The finding that one gene was responsible for enabling C. jejuni to cause abortion provided a unique opportunity: we could screen genomics techniques, looking for any analyses that, based only on C. jejuni genome sequences, could discover the true abortion-causing gene. We found one analysis, a population genetics statistic referred to as Fu's Fs, that predicted porA as having the highest signal genome-wide for driving population expansion. Furthermore, we learned that elimination of recombination was crucial, and that sequences only from disease-causing isolates (and no background, non-disease causing isolates) were required.

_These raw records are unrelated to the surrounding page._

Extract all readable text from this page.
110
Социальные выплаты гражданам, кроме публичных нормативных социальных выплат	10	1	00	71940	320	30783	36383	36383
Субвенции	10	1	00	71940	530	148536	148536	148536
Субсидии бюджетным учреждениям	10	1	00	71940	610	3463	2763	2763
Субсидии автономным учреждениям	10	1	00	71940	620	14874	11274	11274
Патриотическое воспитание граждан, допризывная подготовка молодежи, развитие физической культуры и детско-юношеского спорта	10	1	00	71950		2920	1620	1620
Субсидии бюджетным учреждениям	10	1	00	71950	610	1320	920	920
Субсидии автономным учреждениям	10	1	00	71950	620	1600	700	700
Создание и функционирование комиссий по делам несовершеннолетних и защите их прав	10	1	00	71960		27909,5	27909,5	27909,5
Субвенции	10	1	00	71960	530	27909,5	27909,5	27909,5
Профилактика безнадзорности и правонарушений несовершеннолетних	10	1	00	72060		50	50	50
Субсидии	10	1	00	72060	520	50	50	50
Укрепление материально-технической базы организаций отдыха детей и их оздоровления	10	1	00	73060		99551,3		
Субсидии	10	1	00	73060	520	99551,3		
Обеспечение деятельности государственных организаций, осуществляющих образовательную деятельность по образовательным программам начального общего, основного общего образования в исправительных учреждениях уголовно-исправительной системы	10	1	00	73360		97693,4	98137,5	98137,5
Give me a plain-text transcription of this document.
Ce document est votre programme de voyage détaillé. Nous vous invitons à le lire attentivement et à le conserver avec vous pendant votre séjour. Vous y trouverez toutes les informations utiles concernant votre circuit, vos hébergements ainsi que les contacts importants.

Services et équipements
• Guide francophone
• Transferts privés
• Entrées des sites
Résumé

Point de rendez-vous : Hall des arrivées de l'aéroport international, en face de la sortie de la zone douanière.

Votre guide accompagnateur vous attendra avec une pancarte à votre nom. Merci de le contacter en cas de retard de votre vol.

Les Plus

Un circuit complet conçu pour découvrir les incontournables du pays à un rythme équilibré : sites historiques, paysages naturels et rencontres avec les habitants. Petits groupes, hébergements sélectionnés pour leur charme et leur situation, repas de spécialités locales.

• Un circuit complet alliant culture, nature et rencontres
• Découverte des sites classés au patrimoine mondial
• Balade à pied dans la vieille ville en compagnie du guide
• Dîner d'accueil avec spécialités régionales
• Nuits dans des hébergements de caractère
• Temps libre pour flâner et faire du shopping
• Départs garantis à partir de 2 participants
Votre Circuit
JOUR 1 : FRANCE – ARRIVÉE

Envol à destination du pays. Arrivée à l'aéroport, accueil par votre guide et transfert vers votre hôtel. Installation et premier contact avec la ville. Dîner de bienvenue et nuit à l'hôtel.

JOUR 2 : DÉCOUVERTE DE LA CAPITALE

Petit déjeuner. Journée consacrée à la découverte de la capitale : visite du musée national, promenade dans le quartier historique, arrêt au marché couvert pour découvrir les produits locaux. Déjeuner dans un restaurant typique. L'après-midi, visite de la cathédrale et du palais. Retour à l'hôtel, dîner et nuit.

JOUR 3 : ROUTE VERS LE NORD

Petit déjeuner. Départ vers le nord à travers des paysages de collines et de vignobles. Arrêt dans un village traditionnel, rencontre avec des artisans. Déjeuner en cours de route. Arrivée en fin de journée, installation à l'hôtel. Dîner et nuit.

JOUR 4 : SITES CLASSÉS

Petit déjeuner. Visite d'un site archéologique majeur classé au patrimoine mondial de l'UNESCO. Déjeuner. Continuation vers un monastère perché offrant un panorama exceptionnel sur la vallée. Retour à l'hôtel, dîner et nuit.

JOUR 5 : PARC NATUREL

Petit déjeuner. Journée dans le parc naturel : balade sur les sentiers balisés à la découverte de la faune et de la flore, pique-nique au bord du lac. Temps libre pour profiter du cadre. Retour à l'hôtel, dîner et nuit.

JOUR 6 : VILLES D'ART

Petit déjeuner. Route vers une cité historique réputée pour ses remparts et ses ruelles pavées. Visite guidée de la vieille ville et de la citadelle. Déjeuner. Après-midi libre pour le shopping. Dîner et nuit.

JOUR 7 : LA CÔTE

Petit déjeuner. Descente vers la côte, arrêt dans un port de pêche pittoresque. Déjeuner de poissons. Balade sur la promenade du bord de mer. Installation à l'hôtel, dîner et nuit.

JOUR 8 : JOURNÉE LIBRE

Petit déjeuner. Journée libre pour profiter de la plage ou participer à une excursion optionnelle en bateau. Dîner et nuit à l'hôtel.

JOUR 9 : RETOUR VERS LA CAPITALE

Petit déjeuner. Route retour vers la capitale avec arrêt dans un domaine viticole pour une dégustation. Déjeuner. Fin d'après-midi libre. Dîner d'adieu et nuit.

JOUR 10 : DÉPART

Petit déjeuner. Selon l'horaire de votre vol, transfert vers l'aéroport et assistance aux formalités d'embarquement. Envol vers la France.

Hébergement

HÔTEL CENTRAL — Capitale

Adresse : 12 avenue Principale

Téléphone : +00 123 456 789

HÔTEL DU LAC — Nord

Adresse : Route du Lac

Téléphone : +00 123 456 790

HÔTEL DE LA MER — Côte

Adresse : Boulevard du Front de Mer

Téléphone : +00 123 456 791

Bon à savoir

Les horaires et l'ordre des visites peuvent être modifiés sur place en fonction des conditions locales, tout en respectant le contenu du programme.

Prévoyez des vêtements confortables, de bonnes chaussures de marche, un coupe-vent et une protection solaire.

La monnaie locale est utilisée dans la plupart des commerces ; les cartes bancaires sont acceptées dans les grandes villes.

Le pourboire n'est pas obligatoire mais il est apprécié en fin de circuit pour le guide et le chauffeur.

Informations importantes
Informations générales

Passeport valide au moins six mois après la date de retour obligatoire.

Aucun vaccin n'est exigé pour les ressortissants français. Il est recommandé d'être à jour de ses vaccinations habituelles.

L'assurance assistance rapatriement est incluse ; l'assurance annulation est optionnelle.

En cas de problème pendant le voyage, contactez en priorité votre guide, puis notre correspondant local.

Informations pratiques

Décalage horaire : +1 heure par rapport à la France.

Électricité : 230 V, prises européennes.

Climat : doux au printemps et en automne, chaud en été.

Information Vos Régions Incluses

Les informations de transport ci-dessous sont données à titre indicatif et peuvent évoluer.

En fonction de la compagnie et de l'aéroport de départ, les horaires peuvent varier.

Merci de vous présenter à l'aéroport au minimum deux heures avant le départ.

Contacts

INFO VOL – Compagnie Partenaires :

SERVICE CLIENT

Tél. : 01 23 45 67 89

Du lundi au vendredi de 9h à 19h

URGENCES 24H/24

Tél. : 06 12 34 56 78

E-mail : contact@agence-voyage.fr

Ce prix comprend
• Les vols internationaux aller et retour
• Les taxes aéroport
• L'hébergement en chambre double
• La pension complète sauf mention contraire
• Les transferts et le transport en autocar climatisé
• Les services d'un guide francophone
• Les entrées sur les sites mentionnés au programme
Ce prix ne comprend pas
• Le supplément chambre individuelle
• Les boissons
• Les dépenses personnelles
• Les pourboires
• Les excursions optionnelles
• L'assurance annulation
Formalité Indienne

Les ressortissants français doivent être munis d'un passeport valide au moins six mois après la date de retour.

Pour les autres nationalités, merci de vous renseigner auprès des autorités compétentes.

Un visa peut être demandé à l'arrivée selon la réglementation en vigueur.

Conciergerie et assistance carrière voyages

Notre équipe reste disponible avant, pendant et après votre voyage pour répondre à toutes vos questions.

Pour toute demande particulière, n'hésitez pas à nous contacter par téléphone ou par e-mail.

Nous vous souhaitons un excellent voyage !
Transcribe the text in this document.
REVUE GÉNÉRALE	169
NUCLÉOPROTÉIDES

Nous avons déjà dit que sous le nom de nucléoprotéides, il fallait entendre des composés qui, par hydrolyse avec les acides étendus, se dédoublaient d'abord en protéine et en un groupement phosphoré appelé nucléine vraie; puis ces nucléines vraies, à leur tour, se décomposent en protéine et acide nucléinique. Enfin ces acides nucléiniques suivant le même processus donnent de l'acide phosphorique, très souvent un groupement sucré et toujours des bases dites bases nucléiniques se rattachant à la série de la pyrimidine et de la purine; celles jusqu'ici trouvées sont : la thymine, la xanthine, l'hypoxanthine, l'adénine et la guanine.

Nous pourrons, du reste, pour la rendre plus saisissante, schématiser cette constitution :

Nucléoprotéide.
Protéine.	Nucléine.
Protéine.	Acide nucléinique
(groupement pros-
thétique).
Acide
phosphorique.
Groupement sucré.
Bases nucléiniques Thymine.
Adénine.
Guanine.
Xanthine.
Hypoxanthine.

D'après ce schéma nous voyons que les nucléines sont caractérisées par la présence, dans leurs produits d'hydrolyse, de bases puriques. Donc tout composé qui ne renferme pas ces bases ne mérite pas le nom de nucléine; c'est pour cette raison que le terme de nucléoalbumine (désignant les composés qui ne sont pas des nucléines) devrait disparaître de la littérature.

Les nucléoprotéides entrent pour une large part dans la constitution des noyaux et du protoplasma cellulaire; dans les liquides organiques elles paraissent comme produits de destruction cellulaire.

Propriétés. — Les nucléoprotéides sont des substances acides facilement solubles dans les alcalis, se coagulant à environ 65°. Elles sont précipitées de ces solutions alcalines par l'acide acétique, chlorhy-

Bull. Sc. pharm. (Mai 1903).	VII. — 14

The signal in Fu's Fs, according to theory, indicates that porA is conferring a fitness advantage, or is under positive selection, which is driving the population expansion. We now for the first time have a fully computational technique that might provide direct, specific information about why certain bacteria are able to cause disease or how they evolved to be pathogenic. A key advantage of using Fu's Fs is that we only need disease-causing isolates, or those isolates that are sampled from a rapidly expanding (presumably successfully virulent) population. This is precisely the bias that exists in current sequencing projects, enabling us to envision broad testing of this technique on public data sets for a variety of pathogenic bacteria.
Figure 1. The 2015 GBS outbreak in Singapore was a clonal outbreak associated with contaminated fish. The left tree shows that placement of Singaporean invasive GBS isolates within the context of 258 publicly available GBS strains showed sporadic cases (green asterisks) prior to 2015 but tight clustering (red asterisks) during the outbreak. The inset on the right shows the high relatedness of the 2015 outbreak strains (>80% less than 1 SNP apart; red branches). In addition, one fish GBS strain was identical to the major human clone (SG-M1).